Ciò contrasta con la situazione che pare emergere dalle RSA: lì i ricoveri non aumentano semplicemente perché i pazienti, fragili e anziani, muoiono subito. Questa situazione, che in alcune zone d'Italia sta venendo a galla in tutta la sua silenziosa drammaticità, rischia di essere un grande e doloroso fallimento come sanità pubblica e come società. In qualche modo il sistema sembra aver voltato la testa dall'altra parte, almeno in una prima fase, o aver sottovalutato il problema fino a quando non è stato troppo tardi.
A parte le ipotesi, rimane il fatto che l'aumento dei casi prosegue e questo deve spingerci a progettare bene la nostra strategia di fase 2: sicuramente sarà necessario trovare un modo per convivere con l'epidemia, non essendo possibile restare in lockdown a tempo indeterminato.
Ma non possiamo permetterci altri errori.
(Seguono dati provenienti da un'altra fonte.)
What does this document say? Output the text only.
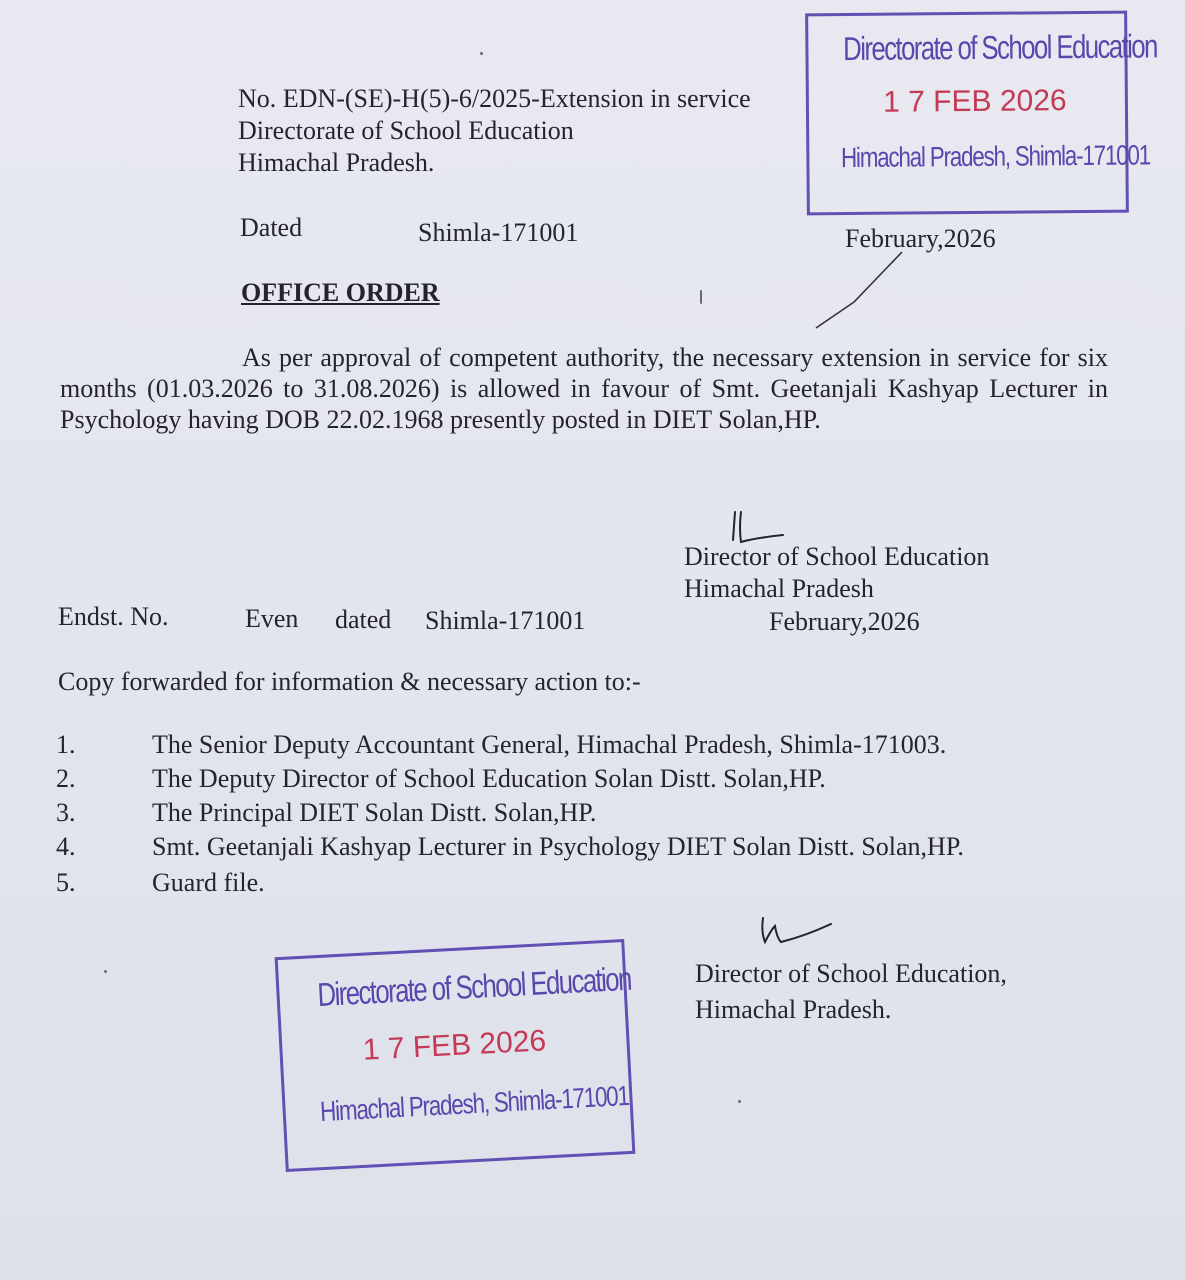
No. EDN-(SE)-H(5)-6/2025-Extension in service
Directorate of School Education
Himachal Pradesh.
Dated	Shimla-171001	February,2026
Directorate of School Education
1 7 FEB 2026
Himachal Pradesh, Shimla-171001
OFFICE ORDER
As per approval of competent authority, the necessary extension in service for six months (01.03.2026 to 31.08.2026) is allowed in favour of Smt. Geetanjali Kashyap Lecturer in Psychology having DOB 22.02.1968 presently posted in DIET Solan,HP.
Director of School Education
Himachal Pradesh
Endst. No.	Even dated Shimla-171001	February,2026
Copy forwarded for information & necessary action to:-
1.	The Senior Deputy Accountant General, Himachal Pradesh, Shimla-171003.
2.	The Deputy Director of School Education Solan Distt. Solan,HP.
3.	The Principal DIET Solan Distt. Solan,HP.
4.	Smt. Geetanjali Kashyap Lecturer in Psychology DIET Solan Distt. Solan,HP.
5.	Guard file.
Directorate of School Education
1 7 FEB 2026
Himachal Pradesh, Shimla-171001
Director of School Education,
Himachal Pradesh.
Le evidenze che cominciamo a raccogliere sulla vasta circolazione del virus e i sospetti sulla sua lunga persistenza fra gli asintomatici devono guidarci verso scelte logiche, protocolli condivisi e unitari, consapevolezza delle conseguenze di una ripresa della diffusione virale.
Prima di ripartire dobbiamo fare tre cose:
* sapere quanti sono i malati e i contagiosi asintomatici, identificare i loro contatti e mantenere verso queste persone le misure di sorveglianza e isolamento fino alla loro negativizzazione
* definire un protocollo per stabilire chi è negativo e non contagioso (perché mai contagiato o definitivamente guarito) in modo che il Paese possa ripartire in sicurezza senza rischiare un devastante passo falso
* preparare un piano univoco, applicabile su scala locale, per rispondere ad ogni nuovo incremento dei casi in maniera rapida ed efficace. Circoscrivere i nuovi focolai subito, in modo da limitarli ed evitare di doverci rimettere tutti in lockdown
Ripartire, in parte o in toto, senza queste tre condizioni fondamentali è una ricetta per il disastro (e le parziali riaperture di questi giorni, palesemente legate al malcontento e agli interessi di alcuni gruppi della popolazione sono il dato in assoluto più preoccupante di tutti).
Oltre a questo, dobbiamo sapere che alcune abitudini andranno cambiate: le mascherine ci accompagneranno fino a quanto il virus circolerà, ma poi non serviranno più. La consapevolezza che serve un maggior rispetto delle regole sociali e dell'igiene personale invece non dovrebbe mai più abbandonarci.
Dopo tutto questo deve essere chiaro che andare al lavoro con la febbre è da idioti, che i bambini malati devono stare a casa, che non si va alle feste di compleanno se si ha la faringite o la bronchite (e pazienza se il bimbo ci rimane male), che i vaccini vanno fatti, che la sicurezza di tutti è totalmente dipendente dai comportamenti di ognuno.
E' la logica del "io sono più furbo" che ci ha condotti qui: il coronavirus è stata solo la circostanza scatenante. Se stiamo a casa a Pasqua lo dobbiamo a questa cultura.
Forse se impariamo la lezione, per quanto somministrata nel modo peggiore, la prossima volta andrà meglio.